These contracts were prepared simultaneously with the applications and the promissory notes. The contracts and the matching applications and notes were designed for delivery together to the lending bank and for redelivery by the bank to the FHA for the purpose of effecting insurance of the loans. Each set of matching documents arose as a part of a unitary transaction. No error was committed, therefore, in admitting the contracts in evidence, for several writings made as part of the same transaction should be interpreted together. Cf., e. g., Joy v. St. Louis, 138 U.S. 1, 38, 11 S. Ct. 243, 34 L. Ed. 843 (1891); Lewis v. Nunn, 180 N.C. 159, 164, 104 S.E. 470, 473 (1920); Smith v. Smith, 249 N.C. 669, 675, 107 S.E.2d 530, 534 (1959); 3 Corbin on Contracts § 549 nn. 28-29 (1951); 4 Williston on Contracts § 628 n. 6 (3d ed. Jaeger 1961).

13

Apart from this legal principle, another approach is possible here. In each instance the contract, like the application form and the note, misrepresented the cost of the home improvements. Not more than a part of each loan was intended for the declared purpose, and the rest was for purposes not allowable under the FHA regulations. By exposing the fraudulent nature of the contracts, the fraudulency of the notes and applications was also demonstrated. Moreover, it cannot be said that there was a variance between the offense charged and the offense proved; at most the offense charged was proved in part by documents not mentioned in the indictments. Nor can it be said that, in any meaningful sense, Oberman was prejudicially misled, surprised or injured thereby. See Rule 52 (a), Fed.R.Crim.P.; Haakinson v. United States, 238 F.2d 775, 781 (8th Cir. 1956); Brilliant v. United States, 297 F.2d 385, 390 (8th Cir.), cert. denied, 369 U.S. 871, 82 S. Ct. 1140, 8 L. Ed. 2d 275 (1962).

14

The verdict is well supported; indeed, upon the uncontested facts, the conclusion of the Judge, who sat without a jury, seems inescapable.

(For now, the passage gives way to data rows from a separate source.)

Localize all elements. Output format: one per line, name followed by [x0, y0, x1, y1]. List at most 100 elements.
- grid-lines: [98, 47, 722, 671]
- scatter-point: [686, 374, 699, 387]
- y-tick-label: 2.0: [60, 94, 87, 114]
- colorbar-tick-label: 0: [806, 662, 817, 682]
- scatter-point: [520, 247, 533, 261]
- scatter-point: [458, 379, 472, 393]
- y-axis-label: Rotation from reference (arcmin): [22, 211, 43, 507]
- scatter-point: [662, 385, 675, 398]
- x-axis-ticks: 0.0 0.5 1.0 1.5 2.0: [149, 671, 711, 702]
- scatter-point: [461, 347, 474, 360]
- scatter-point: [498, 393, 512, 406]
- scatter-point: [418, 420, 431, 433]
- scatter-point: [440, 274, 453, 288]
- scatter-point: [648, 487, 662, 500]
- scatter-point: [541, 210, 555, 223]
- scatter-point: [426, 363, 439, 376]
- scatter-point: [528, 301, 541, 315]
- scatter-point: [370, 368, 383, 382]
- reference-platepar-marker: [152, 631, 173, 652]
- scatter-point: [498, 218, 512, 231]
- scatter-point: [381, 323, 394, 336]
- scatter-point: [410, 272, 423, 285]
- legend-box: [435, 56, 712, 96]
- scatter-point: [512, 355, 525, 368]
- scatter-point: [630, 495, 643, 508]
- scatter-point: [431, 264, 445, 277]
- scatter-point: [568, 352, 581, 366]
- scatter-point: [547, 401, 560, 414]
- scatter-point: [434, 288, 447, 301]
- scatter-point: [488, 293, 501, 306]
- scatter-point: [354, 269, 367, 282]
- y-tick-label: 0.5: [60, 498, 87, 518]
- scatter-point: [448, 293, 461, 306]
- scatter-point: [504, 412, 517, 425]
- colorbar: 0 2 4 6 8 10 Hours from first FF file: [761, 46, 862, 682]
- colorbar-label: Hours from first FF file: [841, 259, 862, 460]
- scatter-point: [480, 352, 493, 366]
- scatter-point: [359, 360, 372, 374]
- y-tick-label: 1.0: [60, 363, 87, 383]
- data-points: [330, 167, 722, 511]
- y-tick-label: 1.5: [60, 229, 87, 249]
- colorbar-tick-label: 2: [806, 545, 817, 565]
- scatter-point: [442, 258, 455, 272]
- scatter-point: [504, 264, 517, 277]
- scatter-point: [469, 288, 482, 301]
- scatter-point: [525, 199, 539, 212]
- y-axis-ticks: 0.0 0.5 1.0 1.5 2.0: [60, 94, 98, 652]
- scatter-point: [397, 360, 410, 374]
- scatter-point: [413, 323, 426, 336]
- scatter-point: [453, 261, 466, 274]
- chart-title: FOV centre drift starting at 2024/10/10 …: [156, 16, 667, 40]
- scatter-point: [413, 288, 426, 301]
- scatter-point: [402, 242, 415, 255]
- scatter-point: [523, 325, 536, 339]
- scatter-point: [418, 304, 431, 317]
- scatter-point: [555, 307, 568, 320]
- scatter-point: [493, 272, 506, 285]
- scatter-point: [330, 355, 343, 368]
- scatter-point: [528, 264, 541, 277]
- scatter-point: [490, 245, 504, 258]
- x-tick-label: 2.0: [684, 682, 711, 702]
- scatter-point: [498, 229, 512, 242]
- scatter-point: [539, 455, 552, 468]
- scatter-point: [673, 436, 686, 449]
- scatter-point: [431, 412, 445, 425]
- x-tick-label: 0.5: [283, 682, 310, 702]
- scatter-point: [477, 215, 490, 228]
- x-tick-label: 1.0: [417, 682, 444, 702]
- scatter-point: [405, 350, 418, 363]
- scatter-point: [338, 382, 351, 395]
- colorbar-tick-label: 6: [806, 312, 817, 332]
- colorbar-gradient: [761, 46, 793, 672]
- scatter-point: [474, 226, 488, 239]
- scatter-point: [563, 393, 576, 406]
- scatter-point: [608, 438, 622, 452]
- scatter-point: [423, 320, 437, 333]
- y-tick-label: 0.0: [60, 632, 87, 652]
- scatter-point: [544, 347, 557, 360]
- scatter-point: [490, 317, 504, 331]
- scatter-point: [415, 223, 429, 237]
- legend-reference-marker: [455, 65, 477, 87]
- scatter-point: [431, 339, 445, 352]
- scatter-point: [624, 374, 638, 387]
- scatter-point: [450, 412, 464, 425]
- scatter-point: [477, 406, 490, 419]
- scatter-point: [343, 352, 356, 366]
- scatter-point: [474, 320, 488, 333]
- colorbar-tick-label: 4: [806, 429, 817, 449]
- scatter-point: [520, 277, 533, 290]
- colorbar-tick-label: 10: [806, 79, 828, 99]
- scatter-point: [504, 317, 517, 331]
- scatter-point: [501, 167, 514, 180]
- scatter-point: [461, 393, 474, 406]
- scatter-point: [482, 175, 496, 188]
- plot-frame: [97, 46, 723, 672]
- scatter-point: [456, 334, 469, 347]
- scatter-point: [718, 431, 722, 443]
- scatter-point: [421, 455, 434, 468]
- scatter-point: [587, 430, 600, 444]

The judgment of the District Court will be

15

Affirmed.

Notes:

1

"§ 1010. Federal Housing Administration transactions

"Whoever, for the purpose of obtaining any loan or advance of credit from any person, partnership, association, or corporation with the intent that such loan or advance of credit shall be offered to or accepted by the Federal Housing Administration for insurance, or for the purpose of obtaining any extension or renewal of any loan, advance of credit, or mortgage insured by such Administration, or the acceptance, release, or substitution of any security on such a loan, advance or credit, or for the purpose of influencing in any way the action of such Administration, makes, passes, utters, or publishes any statement, knowing the same to be false, or alters, forges, or counterfeits any instrument, paper, or document, or utters, publishes, or passes as true any instrument, paper, or document, knowing it to have been altered, forged, or counterfeited, or willfully overvalues any security, asset, or income, shall be fined not more than $5,000 or imprisoned not more than two years, or both."